A WILL-writer who grew up in a hospital is helping poorly patients settle their affairs.

For the second year in a row, Reshma Field has chosen Brighter Futures as her charity of the year.

But she’s decided against handing over cash to the Great Western Hospital charity.

Instead, the former solicitor, who runs firm Swindon Will Writing, is using her skills to help some of Swindon’s sickest people – and the hospital staff that look after them.

Reshma, 45, has agreed with Brighter Futures to offer a 15 per cent discount on her will-writing service for anyone who works at GWH or is being cared for at the Marlborough Road hospital.

“It’s about giving back to the staff for all their good work,” she said. “I really admire them.”

For Reshma, supporting the hospital is something of a homecoming. 

She spent five years living at the old Princess Margaret Hospital, arriving there in 1974 when she was just two-years-old.

Both her parents were doctors and Reshma’s family lived in staff quarters at the old hospital site.

“The hospital was sort of like a home and the grounds were our playground.,” she said. “There were lots of other families living there. 

“It was a nice group of people. I really enjoyed it.”

After spending 16 years away in Kent, the Old Town lawyer returned to her home town – and soon reawakened her link with the new hospital.

She said the Great Western’s Brighter Futures charity was close to the hearts of her clients.

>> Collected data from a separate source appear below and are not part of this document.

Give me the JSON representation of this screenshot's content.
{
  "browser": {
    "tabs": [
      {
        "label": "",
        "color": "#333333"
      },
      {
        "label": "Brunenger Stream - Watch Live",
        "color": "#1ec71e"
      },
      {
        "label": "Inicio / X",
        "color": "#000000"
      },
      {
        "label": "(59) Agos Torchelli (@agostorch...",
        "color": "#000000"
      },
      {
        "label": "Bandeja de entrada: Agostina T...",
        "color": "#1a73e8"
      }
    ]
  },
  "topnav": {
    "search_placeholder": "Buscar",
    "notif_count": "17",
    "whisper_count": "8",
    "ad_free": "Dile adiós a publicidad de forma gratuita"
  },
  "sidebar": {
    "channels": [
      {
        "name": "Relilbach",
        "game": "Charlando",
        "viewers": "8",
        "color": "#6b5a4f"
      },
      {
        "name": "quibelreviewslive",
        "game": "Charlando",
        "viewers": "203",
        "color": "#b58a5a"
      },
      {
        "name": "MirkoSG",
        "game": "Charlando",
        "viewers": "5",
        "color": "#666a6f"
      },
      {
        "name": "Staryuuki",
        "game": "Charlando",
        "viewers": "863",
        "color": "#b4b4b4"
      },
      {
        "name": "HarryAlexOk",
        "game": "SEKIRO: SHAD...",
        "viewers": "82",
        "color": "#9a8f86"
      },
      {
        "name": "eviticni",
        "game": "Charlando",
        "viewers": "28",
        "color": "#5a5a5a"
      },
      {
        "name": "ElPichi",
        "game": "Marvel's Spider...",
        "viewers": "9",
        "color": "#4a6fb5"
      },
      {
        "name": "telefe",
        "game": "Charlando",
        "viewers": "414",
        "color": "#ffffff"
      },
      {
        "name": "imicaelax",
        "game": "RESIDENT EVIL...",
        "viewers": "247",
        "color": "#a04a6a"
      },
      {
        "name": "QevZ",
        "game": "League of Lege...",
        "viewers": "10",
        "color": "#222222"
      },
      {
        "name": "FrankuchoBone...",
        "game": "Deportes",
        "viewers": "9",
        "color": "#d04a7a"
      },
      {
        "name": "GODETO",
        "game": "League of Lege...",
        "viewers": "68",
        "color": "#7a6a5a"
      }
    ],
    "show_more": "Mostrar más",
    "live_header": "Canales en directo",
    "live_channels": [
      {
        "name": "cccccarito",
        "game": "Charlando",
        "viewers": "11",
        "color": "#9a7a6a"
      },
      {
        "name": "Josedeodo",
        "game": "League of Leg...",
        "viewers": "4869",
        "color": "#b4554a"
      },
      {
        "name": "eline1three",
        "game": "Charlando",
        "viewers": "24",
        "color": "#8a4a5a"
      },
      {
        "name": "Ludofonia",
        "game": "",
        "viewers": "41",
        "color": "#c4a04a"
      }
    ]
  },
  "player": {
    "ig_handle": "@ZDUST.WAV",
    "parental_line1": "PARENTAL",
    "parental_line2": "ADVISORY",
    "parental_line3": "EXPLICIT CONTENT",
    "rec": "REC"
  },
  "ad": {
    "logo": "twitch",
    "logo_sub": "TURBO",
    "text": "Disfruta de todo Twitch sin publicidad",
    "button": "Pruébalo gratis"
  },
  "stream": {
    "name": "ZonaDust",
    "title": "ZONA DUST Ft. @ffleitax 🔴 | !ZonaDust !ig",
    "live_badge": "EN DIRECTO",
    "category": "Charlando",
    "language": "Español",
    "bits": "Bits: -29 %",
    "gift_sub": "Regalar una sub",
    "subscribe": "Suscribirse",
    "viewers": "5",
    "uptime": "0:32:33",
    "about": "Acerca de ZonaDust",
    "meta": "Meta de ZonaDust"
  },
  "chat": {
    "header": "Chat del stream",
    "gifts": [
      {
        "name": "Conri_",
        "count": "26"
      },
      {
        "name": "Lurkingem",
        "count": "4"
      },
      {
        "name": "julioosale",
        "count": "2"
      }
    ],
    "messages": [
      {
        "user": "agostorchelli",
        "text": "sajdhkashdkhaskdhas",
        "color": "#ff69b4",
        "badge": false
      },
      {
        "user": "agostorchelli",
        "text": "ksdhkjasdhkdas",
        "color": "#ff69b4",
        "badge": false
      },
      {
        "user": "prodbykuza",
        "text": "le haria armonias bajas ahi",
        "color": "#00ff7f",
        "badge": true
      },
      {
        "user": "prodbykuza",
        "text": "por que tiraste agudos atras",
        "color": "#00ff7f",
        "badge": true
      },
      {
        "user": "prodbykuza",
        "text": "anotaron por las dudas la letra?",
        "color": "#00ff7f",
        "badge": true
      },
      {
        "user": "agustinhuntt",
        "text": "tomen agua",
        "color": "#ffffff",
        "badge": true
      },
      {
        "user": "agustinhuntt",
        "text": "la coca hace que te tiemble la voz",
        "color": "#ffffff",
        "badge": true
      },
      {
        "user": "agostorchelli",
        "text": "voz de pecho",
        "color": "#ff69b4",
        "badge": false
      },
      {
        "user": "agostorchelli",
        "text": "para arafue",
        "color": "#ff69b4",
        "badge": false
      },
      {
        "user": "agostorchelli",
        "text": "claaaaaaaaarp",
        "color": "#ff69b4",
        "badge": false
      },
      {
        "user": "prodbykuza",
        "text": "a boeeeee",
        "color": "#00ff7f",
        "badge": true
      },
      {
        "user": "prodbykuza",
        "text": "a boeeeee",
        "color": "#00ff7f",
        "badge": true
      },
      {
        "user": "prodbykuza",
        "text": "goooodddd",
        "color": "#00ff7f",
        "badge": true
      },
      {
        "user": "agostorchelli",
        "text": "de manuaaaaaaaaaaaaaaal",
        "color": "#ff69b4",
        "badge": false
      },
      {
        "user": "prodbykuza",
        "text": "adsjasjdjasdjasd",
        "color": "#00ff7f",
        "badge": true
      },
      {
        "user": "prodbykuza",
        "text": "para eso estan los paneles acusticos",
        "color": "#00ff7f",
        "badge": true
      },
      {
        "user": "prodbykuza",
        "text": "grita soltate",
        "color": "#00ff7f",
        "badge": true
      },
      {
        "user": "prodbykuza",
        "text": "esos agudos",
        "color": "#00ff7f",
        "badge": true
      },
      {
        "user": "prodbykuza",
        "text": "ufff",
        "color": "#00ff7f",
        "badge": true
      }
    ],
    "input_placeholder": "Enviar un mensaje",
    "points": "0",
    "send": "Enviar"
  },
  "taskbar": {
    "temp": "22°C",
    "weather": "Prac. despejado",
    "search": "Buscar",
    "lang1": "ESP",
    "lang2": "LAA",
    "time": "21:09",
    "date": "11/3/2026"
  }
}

While the £2.9 million radiotherapy appeal steals many of the headlines, she said that she had been struck by the other services that the charity funds.

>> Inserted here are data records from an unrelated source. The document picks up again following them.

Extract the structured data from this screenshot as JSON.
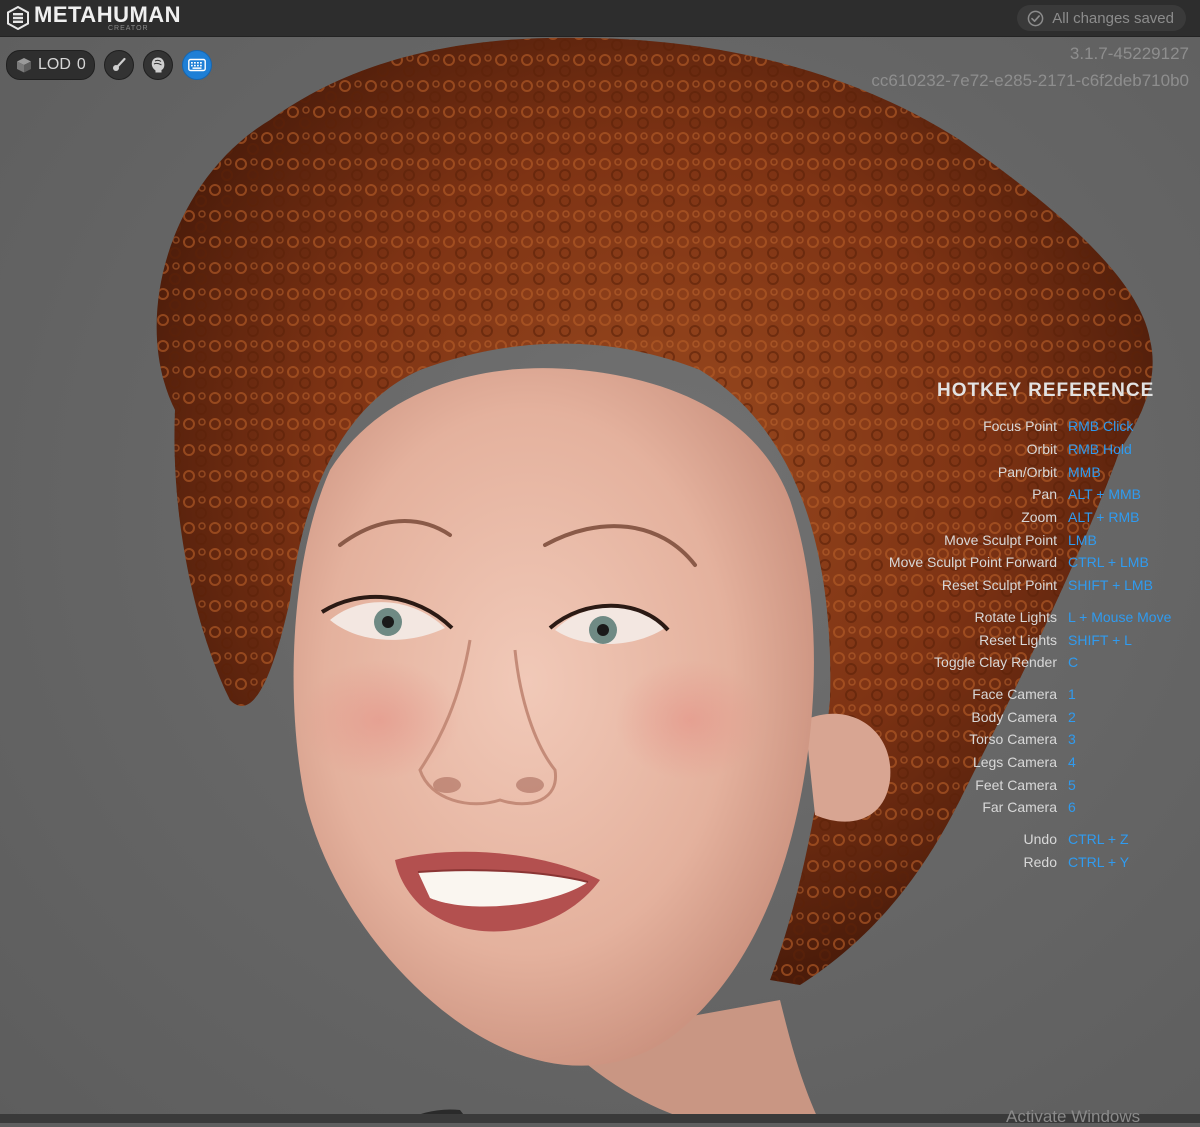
{
  "app": {
    "brand_name": "METAHUMAN",
    "brand_sub": "CREATOR",
    "save_status": "All changes saved"
  },
  "toolbar": {
    "lod_label": "LOD",
    "lod_value": "0",
    "buttons": [
      {
        "name": "lighting",
        "icon": "brush-icon"
      },
      {
        "name": "render",
        "icon": "head-icon"
      },
      {
        "name": "hotkeys",
        "icon": "keyboard-icon",
        "active": true
      }
    ]
  },
  "version": {
    "number": "3.1.7-45229127",
    "hash": "cc610232-7e72-e285-2171-c6f2deb710b0"
  },
  "hotkeys": {
    "title": "HOTKEY REFERENCE",
    "groups": [
      [
        {
          "action": "Focus Point",
          "key": "RMB Click"
        },
        {
          "action": "Orbit",
          "key": "RMB Hold"
        },
        {
          "action": "Pan/Orbit",
          "key": "MMB"
        },
        {
          "action": "Pan",
          "key": "ALT + MMB"
        },
        {
          "action": "Zoom",
          "key": "ALT + RMB"
        },
        {
          "action": "Move Sculpt Point",
          "key": "LMB"
        },
        {
          "action": "Move Sculpt Point Forward",
          "key": "CTRL + LMB"
        },
        {
          "action": "Reset Sculpt Point",
          "key": "SHIFT + LMB"
        }
      ],
      [
        {
          "action": "Rotate Lights",
          "key": "L + Mouse Move"
        },
        {
          "action": "Reset Lights",
          "key": "SHIFT + L"
        },
        {
          "action": "Toggle Clay Render",
          "key": "C"
        }
      ],
      [
        {
          "action": "Face Camera",
          "key": "1"
        },
        {
          "action": "Body Camera",
          "key": "2"
        },
        {
          "action": "Torso Camera",
          "key": "3"
        },
        {
          "action": "Legs Camera",
          "key": "4"
        },
        {
          "action": "Feet Camera",
          "key": "5"
        },
        {
          "action": "Far Camera",
          "key": "6"
        }
      ],
      [
        {
          "action": "Undo",
          "key": "CTRL + Z"
        },
        {
          "action": "Redo",
          "key": "CTRL + Y"
        }
      ]
    ]
  },
  "watermark": "Activate Windows",
  "colors": {
    "topbar": "#2d2d2d",
    "accent": "#1e7fd6",
    "hotkey_key": "#2f9bf0",
    "hair": "#8a3a17",
    "skin": "#e7b7a4",
    "background": "#676767"
  }
}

They include toys for the children’s units and specialist “cooling caps” for chemotherapy patients.

Reshma said: “There are so many big things that Brighter Futures does within the hospital.”

She wanted to give back, using her legal skills.

“Writing a will is probably one of the most important things you’ll ever do in your life,” said Reshma. 

“People put it off. It’s a stressful thing to do and a lot of people don’t like thinking about death. I get clients who have been meaning to write a will for a long time.”

She says it is most important for parents with young families to get their affairs in order, “just to be able to say if something does happen to mum and dad we know who our children are going to be looked after by”.

Reshma added: “It’s a way of ensuring that your wishes are carried out.”

While a will can be written anywhere, by anyone, Reshma recommends finding a qualified solicitor or experienced will writer to help you through the process. 

She said: “Writing a will doesn’t have to be stressful. It can be a really easy thing to do.”